|North Adams, Williamstown Churches to Hold Jan. 6 Events to Oppose Christian Nationalism|
|By Stephen Dravis, iBerkshires Staff|
08:42AM / Wednesday, January 05, 2022
WILLIAMSTOWN, Mass. — The Jan. 6 storming of the U.S. Capitol was a reminder for many Americans of the violence associated with extremist political movements.
For some, like Williamstown's Betsy Burris, the riot revealed a particularly disturbing undercurrent of the movement that fueled the insurrection.
"There was an obvious problem that I, personally, hadn't noticed before: this conflation of Christianity and nationalism and the idea that self-proclaimed patriotic people use Christian symbols like Jesus on the cross to justify their anti-democratic behavior.
"There were some really obvious images from the insurrection of people carrying crosses and bearing flags. There was this notion that they are acting on behalf of Jesus – even this implication, and this is a QAnon thing, that they're following some sort of deity, Donald Trump, in subverting democracy.
"The images were there. I don't think I noticed them."
But Burris and a handful of other members of Williamstown's First Congregational Church spent the last year learning about how extreme right-wing groups have co-opted the images and language of Christianity.
To raise awareness of and combat that strategy, the group plans a "standout" to oppose Christian nationalism on the steps of the Main Street church on Thursday from noon to 1 p.m.
The event will be one of more than 200 at congregations across the country, including down the road at First Congregational Church North Adams.
Burris said this week that the committee exploring the issue at Williamstown's church came together fairly quickly in the aftermath of the Jan. 6 insurrection. The whole congregation swiftly voted to purchase a full-page advertisement in The Berkshire Eagle condemning the attack, and by mid-March, the church had pulled together an interfaith webinar titled "Christian Nationalism: How it Harms Us All."
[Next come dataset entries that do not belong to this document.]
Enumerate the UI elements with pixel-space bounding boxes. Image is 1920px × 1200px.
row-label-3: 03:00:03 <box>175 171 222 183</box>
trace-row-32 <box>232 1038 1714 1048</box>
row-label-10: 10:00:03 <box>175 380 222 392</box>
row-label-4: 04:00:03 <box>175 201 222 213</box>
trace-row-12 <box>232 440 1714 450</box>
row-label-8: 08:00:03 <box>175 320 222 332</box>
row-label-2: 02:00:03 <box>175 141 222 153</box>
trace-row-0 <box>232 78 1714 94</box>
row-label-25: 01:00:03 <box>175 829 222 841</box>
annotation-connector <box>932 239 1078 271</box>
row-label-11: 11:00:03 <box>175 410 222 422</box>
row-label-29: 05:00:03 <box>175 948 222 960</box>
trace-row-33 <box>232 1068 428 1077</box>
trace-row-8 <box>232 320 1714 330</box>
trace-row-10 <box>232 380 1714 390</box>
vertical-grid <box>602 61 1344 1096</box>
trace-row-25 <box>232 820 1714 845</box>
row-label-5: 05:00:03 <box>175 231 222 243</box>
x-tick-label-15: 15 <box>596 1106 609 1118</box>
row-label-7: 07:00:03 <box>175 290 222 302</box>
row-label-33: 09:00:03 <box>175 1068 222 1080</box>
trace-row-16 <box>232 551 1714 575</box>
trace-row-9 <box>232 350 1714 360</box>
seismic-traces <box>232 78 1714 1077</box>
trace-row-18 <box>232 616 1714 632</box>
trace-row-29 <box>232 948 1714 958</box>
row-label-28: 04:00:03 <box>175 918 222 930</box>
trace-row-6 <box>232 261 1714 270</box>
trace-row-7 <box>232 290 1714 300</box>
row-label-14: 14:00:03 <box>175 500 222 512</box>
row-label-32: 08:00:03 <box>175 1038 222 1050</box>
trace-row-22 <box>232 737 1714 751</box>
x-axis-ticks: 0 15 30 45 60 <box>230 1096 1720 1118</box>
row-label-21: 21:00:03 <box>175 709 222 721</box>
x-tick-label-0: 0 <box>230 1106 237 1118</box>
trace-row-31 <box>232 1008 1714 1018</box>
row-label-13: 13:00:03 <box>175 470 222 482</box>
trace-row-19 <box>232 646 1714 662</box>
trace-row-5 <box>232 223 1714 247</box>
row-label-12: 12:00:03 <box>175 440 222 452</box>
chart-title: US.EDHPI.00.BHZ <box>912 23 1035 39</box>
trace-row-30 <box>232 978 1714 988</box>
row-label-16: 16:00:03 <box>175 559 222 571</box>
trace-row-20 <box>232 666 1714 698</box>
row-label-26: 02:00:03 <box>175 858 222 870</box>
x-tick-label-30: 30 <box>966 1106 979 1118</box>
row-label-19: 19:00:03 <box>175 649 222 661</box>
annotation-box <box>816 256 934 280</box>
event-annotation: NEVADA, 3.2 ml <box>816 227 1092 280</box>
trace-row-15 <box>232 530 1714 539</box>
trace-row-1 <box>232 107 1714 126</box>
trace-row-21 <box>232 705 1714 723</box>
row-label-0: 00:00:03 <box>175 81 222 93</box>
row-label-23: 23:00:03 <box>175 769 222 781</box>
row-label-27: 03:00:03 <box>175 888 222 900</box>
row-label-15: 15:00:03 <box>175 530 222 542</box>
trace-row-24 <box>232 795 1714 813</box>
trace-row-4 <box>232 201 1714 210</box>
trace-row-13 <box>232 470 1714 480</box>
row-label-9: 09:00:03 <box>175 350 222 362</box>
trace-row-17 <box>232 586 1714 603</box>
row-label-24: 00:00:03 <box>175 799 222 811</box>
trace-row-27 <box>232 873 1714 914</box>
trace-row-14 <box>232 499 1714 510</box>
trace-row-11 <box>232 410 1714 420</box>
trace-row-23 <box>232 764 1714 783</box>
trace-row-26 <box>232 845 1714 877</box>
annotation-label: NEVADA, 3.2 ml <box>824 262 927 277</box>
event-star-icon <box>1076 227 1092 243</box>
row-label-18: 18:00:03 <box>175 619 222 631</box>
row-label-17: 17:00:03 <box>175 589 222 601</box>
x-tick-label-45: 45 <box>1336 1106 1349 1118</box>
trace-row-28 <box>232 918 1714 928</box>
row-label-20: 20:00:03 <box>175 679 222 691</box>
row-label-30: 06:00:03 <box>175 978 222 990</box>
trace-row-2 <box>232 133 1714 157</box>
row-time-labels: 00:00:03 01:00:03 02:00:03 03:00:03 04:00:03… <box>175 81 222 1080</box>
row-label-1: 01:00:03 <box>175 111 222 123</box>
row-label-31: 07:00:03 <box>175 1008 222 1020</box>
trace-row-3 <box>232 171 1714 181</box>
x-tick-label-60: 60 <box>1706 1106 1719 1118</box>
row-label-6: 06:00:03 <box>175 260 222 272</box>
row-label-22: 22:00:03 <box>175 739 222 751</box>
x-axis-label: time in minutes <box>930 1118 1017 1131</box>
"These actions do not represent true Christian values," the Rev. Mark Seifried of First Congregational Church said in a news release announcing the webinar. "Christians and people of all faiths must speak out against the hijacking of the basic values of all faiths and the separation of church and state in America."
The webinar featured a panel of speakers that included Christian ministers like Seifried, Imam Bilal Ansari and Rabbi Pamela Wax of White Plains, N.Y.
"Christian nationalism is not new to this moment in American history," Wax said in the March news release. "What's new is the growing recognition of its adverse repercussions, past, present and future. Our spiritual work necessitates affirming and teaching that every human being is, indeed, created in the divine image."
That message of unity, regardless of one's faith or lack thereof, is echoed in some of the messages First Congregational Church North Adams suggested participants include on signs to bring to its standout on Thursday: "God Created Our Rainbow Humanity, "All Religions Welcome in the U.S.," and "God Alone Is Supreme. Whiteness Is Not."
"We ask that you join with us in body and/or spirit to signal your belief in an inclusive God and a government of the people, by the people, and for the people," the North Adams invitation states.
Burris said that before she started looking into the issue of Christian nationalism, she was inclined to see people "doing crazy things while carrying religious symbols" as part of a fringe element. But she now believes that they are part of a larger pattern of conflating nationalist and Christian strains in American society.
She points to the Pledge of Allegiance, originally penned as a strictly civil statement in 1892 but amended in the 1950s, at the height of McCarthyism, to include the phrase "under God."
"Many people who identify as Christian don't recognize the problem," Burris said. "I'm sure a lot of people who are Jewish or Muslim are super aware of it. But for someone like me, Jan. 6 opened my eyes. My assumption of a nation with a separation of church and state is not true for a lot of people."
It is important, she said, for people who do identify as Christian to be on the front lines against the growth of Christian nationalism.
"We are Christians," Burris said. "We are a Christian church. And we have to call out this fusion and conflation that's really discouraging and frightening because it's anti everything Jesus stood for.
"Christian nationalism is a perversion of Christianity. It's our responsibility to make that point."
The standout against Christian nationalism will be held from noon to 1 p.m. on Thursday, Jan. 6, at the First Congregational Church of Williamstown at 906 Main St. and First Congregational Church North Adams at 134 Main St.